In my working lifetime, there has surely been a dramatic increase in the number of staff in any school who now have a master’s degree to enhance their academic credentials if they are interested in promotion to positions of power and influence.

For headship, it’s a marker if that third degree is a doctorate. Now that has class. That’s the tops, really. It could be the product of three years on an iceberg considering the behaviour of penguins, or three years in a library making sense and evaluating the influence of John Berryman on 20th-century American poetry. (Now that is interesting – any comments?)

However you got it, by the detailed and academic consideration of whatever you explored or examined – and governing bodies may be keen for your final thesis to have a school connection – the doctorate is the one that matters. After all, no one introduces you as ‘Joe Bloggs, MA’, but the ‘Dr’ is always there whenever you are announced and very few people will ask for details.
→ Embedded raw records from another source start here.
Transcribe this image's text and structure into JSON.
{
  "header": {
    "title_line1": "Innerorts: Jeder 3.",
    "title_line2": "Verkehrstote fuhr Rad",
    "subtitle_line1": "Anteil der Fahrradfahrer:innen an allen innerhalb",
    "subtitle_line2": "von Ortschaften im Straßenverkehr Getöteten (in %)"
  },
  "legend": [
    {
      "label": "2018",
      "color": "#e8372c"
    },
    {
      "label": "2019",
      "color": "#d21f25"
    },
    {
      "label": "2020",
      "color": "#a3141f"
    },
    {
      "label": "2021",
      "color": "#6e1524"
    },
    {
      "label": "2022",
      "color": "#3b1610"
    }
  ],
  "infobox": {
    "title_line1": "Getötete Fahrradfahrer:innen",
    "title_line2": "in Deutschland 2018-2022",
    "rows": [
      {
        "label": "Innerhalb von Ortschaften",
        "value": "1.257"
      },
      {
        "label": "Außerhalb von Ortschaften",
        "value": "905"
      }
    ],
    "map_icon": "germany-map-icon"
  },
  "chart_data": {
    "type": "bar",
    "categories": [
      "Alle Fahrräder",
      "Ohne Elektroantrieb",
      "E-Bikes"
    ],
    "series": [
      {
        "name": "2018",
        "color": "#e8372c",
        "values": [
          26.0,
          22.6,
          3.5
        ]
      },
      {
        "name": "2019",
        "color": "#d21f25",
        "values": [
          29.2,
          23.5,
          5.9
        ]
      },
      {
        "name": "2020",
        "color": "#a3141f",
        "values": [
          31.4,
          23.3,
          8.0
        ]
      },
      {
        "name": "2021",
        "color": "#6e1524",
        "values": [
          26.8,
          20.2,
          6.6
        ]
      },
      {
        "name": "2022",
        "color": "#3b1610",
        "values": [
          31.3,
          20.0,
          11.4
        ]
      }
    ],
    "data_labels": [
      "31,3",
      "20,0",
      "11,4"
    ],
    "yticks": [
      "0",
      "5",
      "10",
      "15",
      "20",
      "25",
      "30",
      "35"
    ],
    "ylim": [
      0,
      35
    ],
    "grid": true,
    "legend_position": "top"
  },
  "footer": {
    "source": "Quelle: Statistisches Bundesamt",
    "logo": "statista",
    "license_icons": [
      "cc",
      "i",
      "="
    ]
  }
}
If an MSc in education leadership used to look useful and open many senior doors, the days of relative exclusivity are surely gone

At a time when bachelors’ degrees are beginning to feel as if they may be within reach of any teenager with time and cash to spare – unconditional offer, anyone? – and first-class degrees appear to be handed out like dolly mixtures, the market for the master’s degree must be expanding. And of course, that’s more business for the universities, isn’t it? Silly me. In my archaic days, a master’s course was only open to those with a first-class degree or a very, very near miss to a 2:1, supported by tutor references which were able to account for the fall from grace to a humble second class. Today? Come on in. There was, perhaps, little mileage for universities in keeping the degree for the exclusive few. Far more sensible to open the doors and capitalise on demand.

If an MSc in education leadership used to look useful and open many senior doors, the days of relative exclusivity are surely gone. How accessible will PhDs look from the head’s office or the deputy’s chair? In some cases, a long-serving head has been offered a sabbatical in which time to refresh the batteries and renew the soul, and returned to academe for a few giddy terms. There was one such head on my first master’s course, entranced by the freedoms of student life and the leisurely pace of one essay to produce and one seminar to attend each week. In fact, I’m not entirely sure he returned to school at all.

And that, of course, is the risk that schools and governing bodies may take. A senior member of staff becoming slightly jaded? A sponsored second degree may be just the fillip he/she needs. Come back refreshed, full of bright ideas to try out. And quite possibly with renewed interest in the task at hand, a new perspective on troubles old and new, big and small, a new appreciation of all the splendid things he/she and their faithful staff have done and intend to do and could do if they pulled out all the stops.

Or not, of course. For the risk is that to see beyond the gates, to get to an outside world which has probably changed since they last spent serious time in it, is to consider seriously moving on. The supportive school may well lose its newly refreshed and invigorated head to pastures new and curse the day it actually paid for/supported the latent ambitions of its key leader.

And then you’re in the market for a new head – ideally someone who already has the third degree.